The FTC and DOJ recently issued their annual merger report, reviewing their key merger enforcement actions during 2013.
The report is a goldmine of useful information for companies seeking to evaluate their business strategies and comply with the regulators.
TRANSACTIONS AND DEAL SIZE WERE DOWN
First, the basic numbers. Last year, there were 1,326 transactions filings, down 7.2 percent from the 1,429 reported in 2012 – a much greater decline than the 1.4 percent decline between 2011 and 2012.
HSR Merger Transactions Reported Fiscal years 2004-2013
Click here to view graph.
NOTE: All charts are from the FTC/DOJ Report.
November 2013 had more transactions reported (260) than any other single month in the last ten years.

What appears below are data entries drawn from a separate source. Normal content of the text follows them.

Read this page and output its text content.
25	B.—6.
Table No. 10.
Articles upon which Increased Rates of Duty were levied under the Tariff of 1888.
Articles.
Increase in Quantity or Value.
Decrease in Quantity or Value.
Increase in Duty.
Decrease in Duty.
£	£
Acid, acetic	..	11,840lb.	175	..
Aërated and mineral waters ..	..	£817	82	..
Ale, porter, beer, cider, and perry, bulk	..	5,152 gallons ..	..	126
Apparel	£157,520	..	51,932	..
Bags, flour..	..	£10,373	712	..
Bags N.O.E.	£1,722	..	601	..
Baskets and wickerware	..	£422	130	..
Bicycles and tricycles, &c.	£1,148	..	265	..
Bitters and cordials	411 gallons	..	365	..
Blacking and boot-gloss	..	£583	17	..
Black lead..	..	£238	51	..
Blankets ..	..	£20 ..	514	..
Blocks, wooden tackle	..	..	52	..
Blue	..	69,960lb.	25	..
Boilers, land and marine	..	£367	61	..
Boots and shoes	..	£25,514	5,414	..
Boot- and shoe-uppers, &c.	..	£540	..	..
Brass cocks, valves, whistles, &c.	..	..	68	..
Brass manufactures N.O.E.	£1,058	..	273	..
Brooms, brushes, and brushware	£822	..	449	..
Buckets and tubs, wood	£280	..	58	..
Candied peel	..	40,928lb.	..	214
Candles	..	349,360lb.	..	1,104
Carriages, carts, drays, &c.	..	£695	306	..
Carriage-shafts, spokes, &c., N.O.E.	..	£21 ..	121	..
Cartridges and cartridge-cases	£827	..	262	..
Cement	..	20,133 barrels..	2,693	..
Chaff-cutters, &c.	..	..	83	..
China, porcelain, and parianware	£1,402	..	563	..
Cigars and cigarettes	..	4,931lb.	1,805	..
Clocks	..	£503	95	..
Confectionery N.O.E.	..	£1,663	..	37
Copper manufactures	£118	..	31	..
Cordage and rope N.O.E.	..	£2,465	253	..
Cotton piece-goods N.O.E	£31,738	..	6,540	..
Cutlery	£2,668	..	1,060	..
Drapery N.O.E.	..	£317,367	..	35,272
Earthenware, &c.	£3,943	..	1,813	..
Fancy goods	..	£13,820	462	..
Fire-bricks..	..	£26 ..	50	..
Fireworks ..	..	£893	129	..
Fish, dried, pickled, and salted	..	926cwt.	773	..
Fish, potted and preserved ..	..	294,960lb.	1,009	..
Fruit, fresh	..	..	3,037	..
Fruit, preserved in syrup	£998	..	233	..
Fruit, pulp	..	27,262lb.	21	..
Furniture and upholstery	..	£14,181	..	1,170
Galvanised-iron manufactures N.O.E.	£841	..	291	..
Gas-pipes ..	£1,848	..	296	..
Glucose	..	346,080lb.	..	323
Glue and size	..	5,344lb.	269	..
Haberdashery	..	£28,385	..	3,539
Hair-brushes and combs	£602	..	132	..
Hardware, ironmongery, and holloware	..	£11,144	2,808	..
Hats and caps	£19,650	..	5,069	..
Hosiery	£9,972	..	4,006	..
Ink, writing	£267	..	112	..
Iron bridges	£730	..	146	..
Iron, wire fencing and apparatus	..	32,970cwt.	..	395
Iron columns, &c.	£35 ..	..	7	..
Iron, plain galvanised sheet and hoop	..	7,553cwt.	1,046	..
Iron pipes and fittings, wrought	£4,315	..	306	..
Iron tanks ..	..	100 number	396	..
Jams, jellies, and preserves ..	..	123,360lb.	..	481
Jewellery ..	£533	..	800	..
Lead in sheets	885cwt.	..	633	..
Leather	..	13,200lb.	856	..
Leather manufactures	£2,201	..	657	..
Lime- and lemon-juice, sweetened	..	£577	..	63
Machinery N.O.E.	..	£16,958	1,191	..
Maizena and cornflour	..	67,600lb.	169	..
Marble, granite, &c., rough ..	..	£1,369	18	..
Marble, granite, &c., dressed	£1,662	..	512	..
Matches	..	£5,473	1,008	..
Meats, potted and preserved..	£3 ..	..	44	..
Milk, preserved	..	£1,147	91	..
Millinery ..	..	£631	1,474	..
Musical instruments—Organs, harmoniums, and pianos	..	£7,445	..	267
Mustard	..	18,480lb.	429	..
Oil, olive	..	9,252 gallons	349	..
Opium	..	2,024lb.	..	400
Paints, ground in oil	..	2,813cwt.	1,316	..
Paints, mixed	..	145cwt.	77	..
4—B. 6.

Measured by size, 20.4 percent of the transactions fell into the US$100 million to US$150 million range; 19.5 percent fell into the US$500 million to US$1 billion range; and only 11 percent were over US$1 billion. This represents a very slight decrease in the number of transactions over US$1 billion (142, down from 2012’s 156). Of these, 54 percent involved buyers with sales over US$1 billion, and in 19.7 percent of the deals, the targets had sales over US$1 billion.
For the second year in a row, the FTC led the DOJ in the number of transactions it reviewed that were sized over US$300 million. (In 2012, the FTC reviewed 68 transactions over US$300 million, compared to the DOJ’s 43; in 2013, these were 80 for the FTC and 48 for the DOJ.)
Of the 1,326 filings in 2013, 990 asked for early termination. (“Early termination” means that the agencies cleared the transaction before the end of the waiting period.) Early termination is an option on the HSR form, but if the parties check it, then the clearance is announced publicly on the FTC website. If the parties don’t ask for early termination, then the fact of the filing and the clearance remain confidential. Of the 990 requests, slightly less than 80 percent were granted.
INDUSTRIES INVOLVED WERE MIXED – BUT PHARMA AND HEALTH LED IN ENFORCEMENT ACTIONS
A broad range of industries filed with the agencies.
Percentage of Transactions by Industry group of Acquired Entity Fiscal year 2013
Click here to view pie chart.
“Consumer Goods and Services” and “Manufacturing” were the two largest industries represented by the filings. Combined, they made up almost 45 percent of the total. Surprisingly, mergers in the “Chemicals and Pharmaceuticals” and “Health” areas, which received a tremendous amount of attention in the press this year, represented less than 11 percent of total filings.
But in terms of enforcement proceedings, pharma and healthcare each had three, matched by another three in a broadly defined advertising market. The rest of the enforcement proceedings involved widely varied industries, among them waste, scan engines, beverages, chemicals, movie theaters, airlines, electronics, casinos, glass, photoengraving, automobile a/c system recharging equipment, oil pipelines, bleach, cast iron pipes, aviation and recycling yard management systems.
The broad message one can draw from this is that the agencies’ eyes are roving. Relying on a combination of internal research and reliable industry gossip, they can clearly find the data on transactions that have the potential to raise competition problems.
Of the 1,326 transactions, the agencies brought 38 enforcement actions. The FTC challenged 23, of which 16 resulted in consent decrees; two resulted in the abandonment or significant change in the transaction; in four, the FTC began an administrative action; and in one, the FTC filed a complaint in court.
The DOJ challenged 15. It won one at trial; has a trial pending in another; obtained five settlements with filed complaints; and, in the other eight cases, the parties either abandoned or restructured the deal to avoid problems.
It is worth noting that, last year, the DOJ filed an aggressive complaint against the U.S. Airways/American Airlines merger. But the two companies responded with an equally aggressive defense, including heavy lobbying with state and federal governments. The DOJ eventually settled. The Merger Report described the relief it obtained in this way: “The settlement, which was entered by the court on April 25, 2014, requires the parties to divest key assets at capacity-constrained airports across the county.” Yet the DOJ complaint had originally implied that the transaction could not be fixed. Many people felt the agency either overstated its case or miscalculated its support.
“SECOND REQUESTS” WERE UP
Combined, the two antitrust agencies issued 47 “second requests.” (“Second requests” are very extensive information requests made when the agencies believe there is a serious question about the competitive impact of a deal. They typically take several months for the parties to answer.)
The raw number of second requests went down 4.1 percent from 2012. But, measured as a percent of filings, second requests actually went up to 3.7 percent in 2013 (from 3.5 percent in 2012).